Lookahead Exploration with Neural Radiance Representation for Continuous Vision-Language Navigation
Zihan Wang, Xiangyang Li, Jiahao Yang, Yeqi Liu, Junjie Hu, Ming Jiang, Shuqiang Jiang
TL;DR
This work tackles vision-and-language navigation in continuous 3D environments where visual occlusions challenge future-environment prediction. It introduces the Hierarchical Neural Radiance Representation (HNR), which predicts multi-level semantic features for future candidate locations using volume rendering and hierarchical encoding guided by CLIP embeddings, avoiding costly pixel-level image reconstruction.

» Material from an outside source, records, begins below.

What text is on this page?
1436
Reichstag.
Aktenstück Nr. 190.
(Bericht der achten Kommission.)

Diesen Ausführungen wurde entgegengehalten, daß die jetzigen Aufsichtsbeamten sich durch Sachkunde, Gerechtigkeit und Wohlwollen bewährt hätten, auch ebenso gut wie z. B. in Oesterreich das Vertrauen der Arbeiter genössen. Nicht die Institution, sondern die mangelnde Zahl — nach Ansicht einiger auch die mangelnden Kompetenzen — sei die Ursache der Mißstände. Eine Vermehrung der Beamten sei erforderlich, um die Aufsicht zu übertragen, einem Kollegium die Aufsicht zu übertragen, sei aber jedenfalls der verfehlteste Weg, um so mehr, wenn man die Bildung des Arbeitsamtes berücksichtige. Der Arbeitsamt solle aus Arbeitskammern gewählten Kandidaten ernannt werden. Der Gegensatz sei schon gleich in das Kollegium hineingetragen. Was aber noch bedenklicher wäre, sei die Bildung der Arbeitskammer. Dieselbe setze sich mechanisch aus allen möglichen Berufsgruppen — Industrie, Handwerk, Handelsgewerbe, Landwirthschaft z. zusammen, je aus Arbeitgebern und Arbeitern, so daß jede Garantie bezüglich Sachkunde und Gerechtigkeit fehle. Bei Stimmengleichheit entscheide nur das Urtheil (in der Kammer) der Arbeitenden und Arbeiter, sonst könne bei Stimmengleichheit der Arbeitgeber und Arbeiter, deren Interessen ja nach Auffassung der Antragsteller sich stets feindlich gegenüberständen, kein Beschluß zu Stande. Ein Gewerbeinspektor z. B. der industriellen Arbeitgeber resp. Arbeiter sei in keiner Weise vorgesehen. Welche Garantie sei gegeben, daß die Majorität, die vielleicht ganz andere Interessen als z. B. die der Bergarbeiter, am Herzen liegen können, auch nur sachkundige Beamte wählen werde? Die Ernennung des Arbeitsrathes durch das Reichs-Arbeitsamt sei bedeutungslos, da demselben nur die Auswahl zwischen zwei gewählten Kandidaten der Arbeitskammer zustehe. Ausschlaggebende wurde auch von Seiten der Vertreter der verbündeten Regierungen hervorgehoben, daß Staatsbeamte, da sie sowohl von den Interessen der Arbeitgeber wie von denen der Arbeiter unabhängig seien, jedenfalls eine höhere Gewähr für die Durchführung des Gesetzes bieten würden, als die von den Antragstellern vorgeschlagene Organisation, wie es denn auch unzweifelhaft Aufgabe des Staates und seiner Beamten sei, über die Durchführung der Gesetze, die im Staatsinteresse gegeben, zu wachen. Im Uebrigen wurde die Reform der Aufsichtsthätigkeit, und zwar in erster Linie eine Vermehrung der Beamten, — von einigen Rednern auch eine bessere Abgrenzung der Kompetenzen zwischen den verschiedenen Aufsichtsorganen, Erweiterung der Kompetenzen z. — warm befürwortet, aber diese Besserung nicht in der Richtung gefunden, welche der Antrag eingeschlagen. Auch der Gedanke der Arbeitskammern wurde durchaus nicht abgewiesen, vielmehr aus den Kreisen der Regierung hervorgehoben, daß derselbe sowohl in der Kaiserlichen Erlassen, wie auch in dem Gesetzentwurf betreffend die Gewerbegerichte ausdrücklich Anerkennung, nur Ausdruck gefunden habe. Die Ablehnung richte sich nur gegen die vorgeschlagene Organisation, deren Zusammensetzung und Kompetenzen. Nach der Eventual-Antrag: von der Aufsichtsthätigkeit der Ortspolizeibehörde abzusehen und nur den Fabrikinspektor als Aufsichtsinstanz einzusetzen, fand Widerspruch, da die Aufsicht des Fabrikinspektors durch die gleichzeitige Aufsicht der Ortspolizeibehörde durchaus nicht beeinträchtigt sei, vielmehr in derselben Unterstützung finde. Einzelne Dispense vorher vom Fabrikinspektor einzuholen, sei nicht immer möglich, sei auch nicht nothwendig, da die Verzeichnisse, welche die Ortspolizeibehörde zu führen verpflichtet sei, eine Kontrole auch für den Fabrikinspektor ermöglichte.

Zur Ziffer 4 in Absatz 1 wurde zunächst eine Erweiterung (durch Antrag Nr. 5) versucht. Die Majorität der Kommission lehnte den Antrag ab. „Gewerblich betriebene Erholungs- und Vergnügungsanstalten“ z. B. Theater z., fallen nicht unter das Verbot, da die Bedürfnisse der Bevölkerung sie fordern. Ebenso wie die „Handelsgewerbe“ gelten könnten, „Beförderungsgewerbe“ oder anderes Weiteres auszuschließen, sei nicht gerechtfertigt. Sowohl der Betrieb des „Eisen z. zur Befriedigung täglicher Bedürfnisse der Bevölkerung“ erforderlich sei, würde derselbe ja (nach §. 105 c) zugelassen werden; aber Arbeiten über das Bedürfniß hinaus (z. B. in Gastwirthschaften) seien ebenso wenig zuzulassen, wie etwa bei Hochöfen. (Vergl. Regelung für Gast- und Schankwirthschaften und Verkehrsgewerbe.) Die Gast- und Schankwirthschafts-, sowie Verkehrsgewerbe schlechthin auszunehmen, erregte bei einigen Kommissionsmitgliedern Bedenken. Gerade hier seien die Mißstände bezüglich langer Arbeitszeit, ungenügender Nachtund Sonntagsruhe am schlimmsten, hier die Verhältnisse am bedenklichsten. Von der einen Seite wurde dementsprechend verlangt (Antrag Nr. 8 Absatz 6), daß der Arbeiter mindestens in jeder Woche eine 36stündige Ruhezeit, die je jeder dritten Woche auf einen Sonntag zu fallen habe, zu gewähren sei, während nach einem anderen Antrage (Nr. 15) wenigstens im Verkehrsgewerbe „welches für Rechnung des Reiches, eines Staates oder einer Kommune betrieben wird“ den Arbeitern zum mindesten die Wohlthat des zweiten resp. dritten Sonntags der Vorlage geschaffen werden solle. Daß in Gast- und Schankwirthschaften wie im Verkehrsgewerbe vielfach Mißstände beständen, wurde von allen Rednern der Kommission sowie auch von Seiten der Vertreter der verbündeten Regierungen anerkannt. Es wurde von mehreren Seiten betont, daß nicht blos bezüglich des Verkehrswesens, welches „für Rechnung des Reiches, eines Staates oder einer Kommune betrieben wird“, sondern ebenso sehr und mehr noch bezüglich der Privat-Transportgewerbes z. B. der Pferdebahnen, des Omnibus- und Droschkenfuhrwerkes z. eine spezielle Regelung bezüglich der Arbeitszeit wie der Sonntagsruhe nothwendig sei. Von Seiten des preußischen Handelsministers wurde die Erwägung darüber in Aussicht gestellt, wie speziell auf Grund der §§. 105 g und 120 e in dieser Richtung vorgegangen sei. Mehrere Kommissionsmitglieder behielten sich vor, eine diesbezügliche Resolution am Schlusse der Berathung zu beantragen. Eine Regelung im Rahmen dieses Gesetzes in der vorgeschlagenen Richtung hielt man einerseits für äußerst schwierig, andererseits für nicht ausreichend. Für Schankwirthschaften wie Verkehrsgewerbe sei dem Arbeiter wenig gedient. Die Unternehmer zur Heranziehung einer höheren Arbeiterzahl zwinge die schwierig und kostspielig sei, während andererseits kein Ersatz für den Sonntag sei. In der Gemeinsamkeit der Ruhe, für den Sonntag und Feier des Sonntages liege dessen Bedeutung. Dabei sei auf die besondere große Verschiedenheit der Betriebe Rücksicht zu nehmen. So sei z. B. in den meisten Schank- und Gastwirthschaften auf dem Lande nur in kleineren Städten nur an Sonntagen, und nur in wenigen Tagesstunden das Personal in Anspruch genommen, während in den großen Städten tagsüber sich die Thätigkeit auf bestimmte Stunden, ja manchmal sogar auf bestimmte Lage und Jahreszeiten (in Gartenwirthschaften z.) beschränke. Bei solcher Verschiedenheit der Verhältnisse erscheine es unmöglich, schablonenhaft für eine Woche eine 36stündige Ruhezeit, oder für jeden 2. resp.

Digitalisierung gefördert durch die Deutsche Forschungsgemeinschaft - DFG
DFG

Coupled with a Lookahead VLN model, the method builds a navigable future path tree and parallel-evaluates branches via a cross-modal graph transformer, achieving state-of-the-art results on R2R-CE and RxR-CE benchmarks. The approach improves robustness and efficiency of navigation planning in unseen environments, enabling more reliable embodied AI behavior in realistic 3D scenes.
Abstract
Vision-and-language navigation (VLN) enables the agent to navigate to a remote location following the natural language instruction in 3D environments. At each navigation step, the agent selects from possible candidate locations and then makes the move. For better navigation planning, the lookahead exploration strategy aims to effectively evaluate the agent's next action by accurately anticipating the future environment of candidate locations. To this end, some existing works predict RGB images for future environments, while this strategy suffers from image distortion and high computational cost. To address these issues, we propose the pre-trained hierarchical neural radiance representation model (HNR) to produce multi-level semantic features for future environments, which are more robust and efficient than pixel-wise RGB reconstruction. Furthermore, with the predicted future environmental representations, our lookahead VLN model is able to construct the navigable future path tree and select the optimal path via efficient parallel evaluation. Extensive experiments on the VLN-CE datasets confirm the effectiveness of our method.